Je m’étais fait assez vite à mon job et j’avais sympathisé avec la plupart de mes collègues. Il nous arrivait souvent de nous rafraichir autour d’une bonne bière à la fin de notre service. L’estaminet du château était devenu mon quartier général du soir. Je restais aussi longtemps que Genny, hésitant régulièrement à lui demander si elle voulait que je la raccompagne. Malheureusement pour moi, Alexandre me devançait toujours. Ce gars, je l’avais pris en grippe dès le premier jour. Il travaillait à la carrière avec moi. Il avait un don pour appâter les foules et fanfaronnait tel un crâneur aussitôt que la moindre « gente dame » s’approchait de nos ateliers. Et puis, au contraire de tout le monde, il appelait Genny par son prénom entier : Geneviève, et en insistant tellement sur la première syllabe qu’on aurait dit qu’il disait « jeune vierge » à chaque fois. Geneviève ma grande par ci, ma douce Geneviève par là, et vas-y que je te fais des compliments saupoudrés de paternalisme et d’objectification ! Je n’ai peut-être pas l’air sous mes allures de gorille dégingandé, mais je suis plutôt du genre féministe. Avec ma timidité maladive, c’était difficile de le montrer à Genny. Dès que j’essayais de prendre sa défense face à l’autre lourdaud, je me perdais en galimatias pathétiques. Et puis, je ne crois pas qu’elle aurait eu besoin de moi pour l’envoyer paître, si elle l’avait voulu.
Hier, c’était l’anniversaire de Genny. On avait décidé avec les collègues de lui faire une surprise et de l’emmener dans son restaurant chinois préféré. Pour mon plus grand plaisir, j’étais assis à côté d’elle. Et encore mieux, comme on était quand même fort serrés autour de la table, mon genou n’arrêtait pas de frôler le sien. J’avais le palpitant qui se trémoussait comme celui d’un ado prépubère invité à la boum de son crush. Après le dessert, la serveuse nous a offert le café et le digestif, avec les fameux fortunes cookies. Ce niquedouille d’Alexandre a proposé qu’on divise la note. Au vu de ses goûts de luxe, je n’étais pas d’accord, surtout que j’avais prévu de couvrir l’addition de Genny. Je n’avais pas assez sur moi si on se pliait tous à son désir. J’ai craqué mon petit gâteau sans rien dire et je suis tombé sur cette foutue prédiction. Quand les autres ont remarqué que je devenais aussi blanc qu’un cul, ils ont lu les leurs pour voir. Ils avaient tous reçu des phrases bateaux, du style « un nouveau défi vous attend » ou « le passé est le passé, le futur est encore à venir ». Genny a posé sa main sur le melon qui me sert d’épaule et a appelé le patron pour demander des explications. Une véritable chevalière à la rescousse d’un pauvre paysan. Finalement, c’est mon addition qui a été offerte.

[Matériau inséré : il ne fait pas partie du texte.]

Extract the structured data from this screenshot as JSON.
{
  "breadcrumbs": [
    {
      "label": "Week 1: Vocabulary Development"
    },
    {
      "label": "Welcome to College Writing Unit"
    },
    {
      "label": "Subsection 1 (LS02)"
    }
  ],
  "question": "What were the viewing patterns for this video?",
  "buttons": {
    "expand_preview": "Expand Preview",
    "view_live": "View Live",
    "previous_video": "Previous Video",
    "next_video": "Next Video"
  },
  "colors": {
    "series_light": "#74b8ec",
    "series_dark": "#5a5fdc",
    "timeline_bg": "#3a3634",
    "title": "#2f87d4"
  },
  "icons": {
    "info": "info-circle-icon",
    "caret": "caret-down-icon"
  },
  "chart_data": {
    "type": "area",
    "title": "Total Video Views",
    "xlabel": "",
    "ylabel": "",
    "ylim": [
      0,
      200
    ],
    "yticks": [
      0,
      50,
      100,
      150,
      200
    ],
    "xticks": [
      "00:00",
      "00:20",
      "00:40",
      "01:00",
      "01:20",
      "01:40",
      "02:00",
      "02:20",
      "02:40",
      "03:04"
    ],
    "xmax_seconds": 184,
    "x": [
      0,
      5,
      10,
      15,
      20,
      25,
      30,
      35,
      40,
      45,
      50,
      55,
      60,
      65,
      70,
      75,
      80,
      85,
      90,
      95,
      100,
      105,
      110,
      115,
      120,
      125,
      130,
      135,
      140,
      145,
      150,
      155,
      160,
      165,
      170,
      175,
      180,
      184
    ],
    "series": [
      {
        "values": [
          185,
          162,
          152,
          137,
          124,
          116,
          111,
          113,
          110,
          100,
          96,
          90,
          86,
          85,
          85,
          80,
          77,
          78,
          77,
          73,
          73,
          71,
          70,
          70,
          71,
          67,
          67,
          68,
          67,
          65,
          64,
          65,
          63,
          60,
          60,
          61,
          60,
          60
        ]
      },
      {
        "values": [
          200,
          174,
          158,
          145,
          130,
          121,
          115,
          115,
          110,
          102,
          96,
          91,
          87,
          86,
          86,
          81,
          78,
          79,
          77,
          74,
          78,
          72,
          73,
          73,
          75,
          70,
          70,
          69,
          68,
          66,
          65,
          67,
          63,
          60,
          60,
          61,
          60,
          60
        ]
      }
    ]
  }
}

J’ai quand même eu un lot de consolation par après. En partant, elle s’est mise sur la pointe des pieds et a planté un baiser sur ma face toute rêche. Un vrai, pas cette bise joue contre joue qu’on fait rapidement le matin entre collègues pour se saluer. J’ai regardé son taxi s’éloigner et j’ai attendu qu’il ait tourné le coin de la rue pour faire un saut de joie digne de Gene Kelly, la pluie en moins. Cela a amusé quelques passants, mais je n’en avais rien à faire. Au vu de ce qui allait suivre le lendemain, j’aurais dû mieux profiter de cet instant hors du temps.
Au matin, j’ai décidé d’utiliser le coffret « peau parfaite » que ma sœur m’avait offert à Noël. Si l’expérience de la veille devait se réitérer, je voulais présenter à Genny un derme aussi doux que le duvet d’un fauconneau. Et peut-être que ça me donnerait le courage de lui demander d’aller boire un verre juste avec moi.